ÖZEL HABER / ERKUT TEZERDİ
İzlenme rekorları kıran ‘Muhteşem Yüzyıl’ın Behram Paşa’sı Adnan Koç, birçok dram yapımda rol aldı. Ama şimdi ilk defa bir korku filminde. Alper Mestçi imzalı ‘Siccin 3: Cürmü Aşk’ta, Büşra Ayaydın ile başrolde oynayan Koç, filmde aşkı uğruna değer verdiği her şeyi hiçe sayan, sıra dışı bir karakteri canlandırıyor. Büyük tutkusu kaderini belirliyor. Sinema eleştirmenlerinden olumlu notlar alan filmden için, Türkiye’de daha önce böyle bir konunun anlatılmadığını söyleyen Koç ile rolünü, filmi ve müsiki yaşamını konuştuk.
Bu filmde oynamaya nasıl karar verdiniz, senaryonun ilgi çeken yönü sizce nedir?
Öncelikle çok başarılı bir yönetmenin elinden çıkan bir korku serisinin üçüncü filmi olması filmde yer almama sebep oldu. Senaryoya gelince, Türkiye ve dünyada daha önce böyle bir konu kaleme alınmamıştı. Bu senaryoda benim ilgimi çeken, korku ve aşkın bu kadar çarpıcı anlatılması oldu.
Siccin 3: Cürmü Aşk filminin fragmanı
Rolünüze nasıl hazırlandınız ve size oyunculuk açısından neler kazandırdı?
Senaryoyu okuduktan sonra bizim inancımızda yer alan cin olgusunu temelde değerlendirdiğimde, inançlı bir insan olarak sadece bu rolü içselleştirmem yetiyordu. Dolayısıyla rolümü içselleştirmekte çok zorlanmadım. Bana kazandırdığı şey ise kendimi keşfetme noktasında ne kadar doğal olabileceğimi göstermesi oldu.
KLASİK SİNEMAYLA AYNI
Çekimler aşamasında bir zorlukla karşılaştınız mı?
Bir sinema filminde set önü ve arkasında her zaman zorluklar yaşanır. Öte yandan bir korku filmi olduğu için bazıları bu sorunun cevabını biraz daha farklı bekliyor olabilir. Ama klasik bir sinema filminde yaşanabilecek zorluklardan öte bir zorluk görmedim.

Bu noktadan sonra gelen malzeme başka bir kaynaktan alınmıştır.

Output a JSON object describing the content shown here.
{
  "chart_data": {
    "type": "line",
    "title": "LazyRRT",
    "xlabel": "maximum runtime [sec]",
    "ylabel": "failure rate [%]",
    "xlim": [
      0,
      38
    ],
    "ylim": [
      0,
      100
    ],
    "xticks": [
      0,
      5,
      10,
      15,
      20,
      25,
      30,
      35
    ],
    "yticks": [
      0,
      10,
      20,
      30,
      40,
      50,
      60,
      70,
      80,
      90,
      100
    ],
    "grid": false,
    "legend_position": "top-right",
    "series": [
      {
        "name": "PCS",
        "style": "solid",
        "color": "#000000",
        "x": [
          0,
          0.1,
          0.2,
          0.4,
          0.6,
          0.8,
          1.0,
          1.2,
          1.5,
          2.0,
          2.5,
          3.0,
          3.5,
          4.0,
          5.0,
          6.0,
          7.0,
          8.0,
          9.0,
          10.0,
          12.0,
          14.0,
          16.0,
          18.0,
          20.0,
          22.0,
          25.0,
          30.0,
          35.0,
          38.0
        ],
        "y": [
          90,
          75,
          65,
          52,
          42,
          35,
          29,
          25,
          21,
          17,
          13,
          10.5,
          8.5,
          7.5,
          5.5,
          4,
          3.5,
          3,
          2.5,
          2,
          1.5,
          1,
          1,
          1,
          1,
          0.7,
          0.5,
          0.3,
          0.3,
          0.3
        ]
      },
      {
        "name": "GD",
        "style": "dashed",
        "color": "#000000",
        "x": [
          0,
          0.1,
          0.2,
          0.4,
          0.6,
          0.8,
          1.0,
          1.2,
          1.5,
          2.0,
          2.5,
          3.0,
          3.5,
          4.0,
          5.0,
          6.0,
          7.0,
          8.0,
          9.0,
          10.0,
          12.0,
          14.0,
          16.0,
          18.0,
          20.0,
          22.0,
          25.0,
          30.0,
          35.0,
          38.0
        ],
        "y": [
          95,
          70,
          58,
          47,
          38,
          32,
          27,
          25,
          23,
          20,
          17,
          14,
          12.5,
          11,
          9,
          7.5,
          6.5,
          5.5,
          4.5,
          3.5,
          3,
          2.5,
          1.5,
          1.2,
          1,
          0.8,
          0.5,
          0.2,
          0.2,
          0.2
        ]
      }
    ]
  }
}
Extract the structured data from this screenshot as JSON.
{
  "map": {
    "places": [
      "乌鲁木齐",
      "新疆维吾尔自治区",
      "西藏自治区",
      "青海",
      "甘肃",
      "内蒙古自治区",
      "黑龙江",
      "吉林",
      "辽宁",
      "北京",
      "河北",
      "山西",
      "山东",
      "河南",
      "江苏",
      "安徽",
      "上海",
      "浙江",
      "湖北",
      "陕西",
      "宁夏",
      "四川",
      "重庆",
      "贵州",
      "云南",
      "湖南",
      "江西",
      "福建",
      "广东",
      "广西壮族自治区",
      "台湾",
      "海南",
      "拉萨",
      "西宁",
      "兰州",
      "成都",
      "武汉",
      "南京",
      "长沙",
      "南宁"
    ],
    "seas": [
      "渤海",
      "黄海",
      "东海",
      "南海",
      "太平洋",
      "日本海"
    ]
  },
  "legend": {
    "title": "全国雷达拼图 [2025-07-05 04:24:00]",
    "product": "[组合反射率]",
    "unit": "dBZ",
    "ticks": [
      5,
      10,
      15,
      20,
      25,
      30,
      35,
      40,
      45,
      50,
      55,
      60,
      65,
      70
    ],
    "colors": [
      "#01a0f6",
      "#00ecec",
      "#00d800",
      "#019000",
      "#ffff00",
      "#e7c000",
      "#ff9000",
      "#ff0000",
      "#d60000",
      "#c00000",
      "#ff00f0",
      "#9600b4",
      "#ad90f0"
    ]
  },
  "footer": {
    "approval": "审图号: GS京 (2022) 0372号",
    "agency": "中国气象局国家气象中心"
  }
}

Türkiye’de korku türünü nasıl buluyorsunuz?
Bence korku türünün sinema sektöründe en çok saygı duyulması gereken konusunu biz işliyoruz. Çünkü Hollywood ya da Avrupa yapımı korku filmlerinde genellikle vampir ya da kurt adam konusu işleniyor. Biz ise hem kültürümüzden dolayı hem de etkisinin yüksek olması bakımından cin konulu korku filmleri çekiyoruz. Bu nedenle Türk korku filmleri bu işin ehli olan yönetmen ve yapımcıların elinde olduğu sürece iyi bir yerde olup yükselmeye devam edecektir.
‘MUSİKİ VE OYUNCULUK BİRBİRİNİ DESTEKLİYOR’
Sizin Türk Sanat Müziği geçmişiniz var. Peki oyunculuk veya müzisyenlik, hangisiyle daha önce tanıştınız? Ve iki sanat dalı birbirini etkiliyor mu?
Türk müziği geçmişim oyunculuk hayatımdan öncedir. Müzik konusunda Üsküdar Musiki Cemiyeti’nde eğitim aldığım dönemlerde bazı hocalardan teknik bilgi konusunda destek gördüm. Bugün ikinci albümümü yaptığım süre zarfında repertuarımı belirleyip, albüme adını veren şarkıda benimle düet yapmaya kadar desteğini esirgemeyen sanatçı İzel Çeliköz oldu. 2009’da yayınlanan ilk albümün adı ‘Ayrılık Ayları’ydı ve bu albümde Türk Sanat Müziği türünden parçalar var. Bu yıl yayınlanan ikinci albümüm ‘Merak Etme’ ise pop çalışmalardan oluşuyor. Yaptığım iki iş yıllar geçtikçe bana bir şeyler öğretip birbirlerini destekleyen alanlar haline dönüştü. Müzik ve sahne geçmişim oyunculukta ihtiyacım olan duygu geçişlerine ve kendimi ortaya koyma psikolojime çok fayda sağlamıştır. Oyunculuğumun da sahnede doğaçlama dilimi geliştirdiğini, bununla beraber popülerlik kazandırdığı için bu konuda bana karşı ilgiyi artırdığını söyleyebilirim.